Romance encoraja a inclusão de garotas no xadrez e repete fenômeno de 'O Gambito da Rainha'
'May The Best Player Win', da cingapurense Kyla Zhao, aborda preconceito contra enxadristas mulheres, que representam apenas 11% de jogadores registrados na Fide
A Federação de Xadrez dos Estados Unidos aponta que mulheres representam apenas 13% dos jogadores do país. O número é ainda menor (11%) entre os ranqueados da Federação Internacional de Xadrez (Fide). Com linguagem infantil, mas abordagem séria, o romance "May The Best Player Win" (Que Vença o Melhor Jogador), de Kyla Zhao, desafia a lógica de predomínio masculino para destacar as mulheres no xadrez, em fenômeno semelhante ao seriado "O Gambito da Rainha", da Netflix.
A obra, que ainda não está disponível em português, tem como protagonista May Li. A garota integra o time de xadrez da sua escola e classifica a equipe para um torneio nacional. A façanha lhe rende o prêmio de melhor jogadora do campeonato regional e até uma manchete na maior revista especializada do país.
Entretanto, colegas e até mesmo seu amigo, Ralph, não ficam satisfeitos com o protagonismo de May - e questionam suas habilidades. Em vez de ceder à pressão, a garota demonstra ousadia e faz uma aposta: irá vencer o torneio interno da escola e, assim, ser escolhida capitã do time no nacional. May, entõa, tem de lidar com a ansiedade e não deixar que isso afete seu desempenho, enquanto questiona se há como se divertir quando se joga para ganhar.
Aos 26 anos, a autora tomou como inspiração suas próprias experiências como jovem jogadora de xadrez. Zhao começou a praticar aos seis anos e chegou a competir durante o período em que esteve na escola. "Parei de jogar por diversão ou prazer. Eu estava realmente jogando apenas para vencer. E, em um certo ponto, eu estava jogando para não perder", admitiu ao Chess.com. "Acho que eu poderia ser considerada um fracasso no mundo do xadrez, porque nunca cheguei tão longe", lamentou.
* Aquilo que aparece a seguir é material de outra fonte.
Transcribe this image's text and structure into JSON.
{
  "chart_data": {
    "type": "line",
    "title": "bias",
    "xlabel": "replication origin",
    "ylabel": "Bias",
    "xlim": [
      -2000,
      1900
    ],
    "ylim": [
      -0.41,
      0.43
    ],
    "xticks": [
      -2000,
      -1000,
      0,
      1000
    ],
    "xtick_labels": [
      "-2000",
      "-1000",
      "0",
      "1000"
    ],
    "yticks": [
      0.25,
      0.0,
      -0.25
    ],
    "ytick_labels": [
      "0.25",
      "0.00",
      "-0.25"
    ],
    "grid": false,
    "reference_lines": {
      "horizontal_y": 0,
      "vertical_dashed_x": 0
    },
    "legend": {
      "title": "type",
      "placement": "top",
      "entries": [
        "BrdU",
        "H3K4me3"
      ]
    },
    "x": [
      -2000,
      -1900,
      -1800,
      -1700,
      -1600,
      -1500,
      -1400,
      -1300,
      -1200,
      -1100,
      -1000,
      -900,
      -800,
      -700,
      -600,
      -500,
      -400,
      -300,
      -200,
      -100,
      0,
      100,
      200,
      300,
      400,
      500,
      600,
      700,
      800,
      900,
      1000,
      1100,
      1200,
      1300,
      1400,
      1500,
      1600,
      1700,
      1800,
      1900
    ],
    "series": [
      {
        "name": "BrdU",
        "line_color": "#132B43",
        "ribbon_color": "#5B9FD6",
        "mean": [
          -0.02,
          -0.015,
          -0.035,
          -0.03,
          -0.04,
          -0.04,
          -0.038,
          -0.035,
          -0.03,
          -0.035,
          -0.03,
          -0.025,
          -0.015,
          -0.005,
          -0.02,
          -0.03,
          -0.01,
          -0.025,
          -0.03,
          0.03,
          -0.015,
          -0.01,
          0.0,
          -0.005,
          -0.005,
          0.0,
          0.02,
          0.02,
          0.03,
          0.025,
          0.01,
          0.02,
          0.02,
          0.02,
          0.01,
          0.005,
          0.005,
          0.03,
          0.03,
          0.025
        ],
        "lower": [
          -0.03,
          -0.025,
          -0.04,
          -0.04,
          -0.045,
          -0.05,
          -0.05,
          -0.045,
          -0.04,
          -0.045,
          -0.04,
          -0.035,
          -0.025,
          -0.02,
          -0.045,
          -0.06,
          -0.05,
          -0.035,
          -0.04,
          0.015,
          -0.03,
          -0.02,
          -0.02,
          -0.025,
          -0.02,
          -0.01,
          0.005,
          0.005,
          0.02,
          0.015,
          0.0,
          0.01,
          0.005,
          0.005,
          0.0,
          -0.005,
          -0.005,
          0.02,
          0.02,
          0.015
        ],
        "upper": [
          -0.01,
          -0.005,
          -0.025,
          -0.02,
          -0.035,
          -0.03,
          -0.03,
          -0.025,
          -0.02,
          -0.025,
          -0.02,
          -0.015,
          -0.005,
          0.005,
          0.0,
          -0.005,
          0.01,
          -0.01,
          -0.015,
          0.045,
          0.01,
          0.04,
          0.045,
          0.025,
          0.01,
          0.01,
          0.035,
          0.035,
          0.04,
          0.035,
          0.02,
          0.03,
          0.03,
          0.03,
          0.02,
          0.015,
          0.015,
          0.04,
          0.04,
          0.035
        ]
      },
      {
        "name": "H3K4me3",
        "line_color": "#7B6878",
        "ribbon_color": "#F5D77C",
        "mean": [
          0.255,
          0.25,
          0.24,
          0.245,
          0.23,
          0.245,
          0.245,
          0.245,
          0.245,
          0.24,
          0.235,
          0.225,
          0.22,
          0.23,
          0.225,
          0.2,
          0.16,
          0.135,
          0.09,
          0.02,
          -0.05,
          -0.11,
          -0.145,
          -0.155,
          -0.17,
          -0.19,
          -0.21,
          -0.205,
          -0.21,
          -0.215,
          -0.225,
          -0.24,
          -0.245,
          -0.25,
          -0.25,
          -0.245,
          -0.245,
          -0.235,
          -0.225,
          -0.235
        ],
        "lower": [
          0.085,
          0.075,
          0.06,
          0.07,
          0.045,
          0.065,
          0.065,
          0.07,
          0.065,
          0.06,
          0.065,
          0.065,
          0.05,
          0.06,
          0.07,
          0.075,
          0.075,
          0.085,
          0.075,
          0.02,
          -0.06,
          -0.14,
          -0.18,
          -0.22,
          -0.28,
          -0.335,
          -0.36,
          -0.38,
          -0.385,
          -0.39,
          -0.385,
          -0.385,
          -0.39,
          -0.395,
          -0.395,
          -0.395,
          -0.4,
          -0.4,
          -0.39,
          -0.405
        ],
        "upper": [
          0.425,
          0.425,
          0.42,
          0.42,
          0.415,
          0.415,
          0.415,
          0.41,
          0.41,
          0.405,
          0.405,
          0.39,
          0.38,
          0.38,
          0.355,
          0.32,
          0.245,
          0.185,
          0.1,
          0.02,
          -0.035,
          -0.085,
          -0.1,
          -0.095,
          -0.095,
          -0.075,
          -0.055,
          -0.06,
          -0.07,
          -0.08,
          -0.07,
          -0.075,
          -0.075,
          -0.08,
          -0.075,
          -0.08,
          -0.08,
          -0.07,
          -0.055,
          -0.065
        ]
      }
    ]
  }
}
"Fracasso", contudo, não cabe para definir Kyla Zhao. A jovem, nascida e criada na Cingapura, mudou-se para os Estados Unidos, onde se formou em Estudos de Mídia pela Universidade de Stanford. Hoje Zhao trabalha em uma empresa de tecnologia do Vale do Silício.
É na escrita que Zhao coloca suas crenças e busca desafiar estereótipos de gênero e raça. Seus trabalhos já repercutiram em veículos como NBC, CBS, Vogue e Elle. Quando tinha apenas seu romance de estreia, a autora foi nomeada como um dos nomes da Forbes Under 30 da Ásia, lista que elenca personalidades jovens em diferentes categorias.
Seu primeiro trabalho foi "The Fraud Squad", que narra a jornada de uma mulher da classe trabalhadora de Cingapura na tentativa de ascender socialmente e realizar o sonho de escrever em grande revista. "Acima de tudo, espero defender a representação asiática em minhas obras e escrever histórias divertidas, vibrantes e alegres, nas quais personagens étnicas podem ser as estrelas", conta a autora.
"É crucial aumentar a representação feminina não apenas entre as jogadoras, mas também em funções como treinamento, jornalismo e streaming", acredita. Zhao elenca iniciativas como salas para garotas em torneios escolares. "Criar espaços onde as meninas se sintam vistas e apoiadas ajuda a mudar a percepção de que o xadrez é apenas para homens", complementa.
Uma preocupação de Zhao com seu romance infanto-juvenil era de que detalhes técnicos não fossem fidedignos em relação à realidade do jogo. Isso não foi um problema. "Esse livro é uma virada de chave para leitores de todas as idades, independentemente se você joga xadrez ou não. A obra captura a emoção da competição, o peso das expectativas e a dor dos pessimistas. Do início ao fim, você vai torcer por May", avalia a enxadrista campeã mundial em 2021 e 2023, Carissa Yip.
Apesar de não competir mais, Zhao continua a apreciar o xadrez e recentemente esteve como convidada no Campeonato Mundial, realizado em Cingapura. Seu próximo trabalho está previsto para 2026. A obra irá narrar a rivalidade de duas gangues na década de 1940.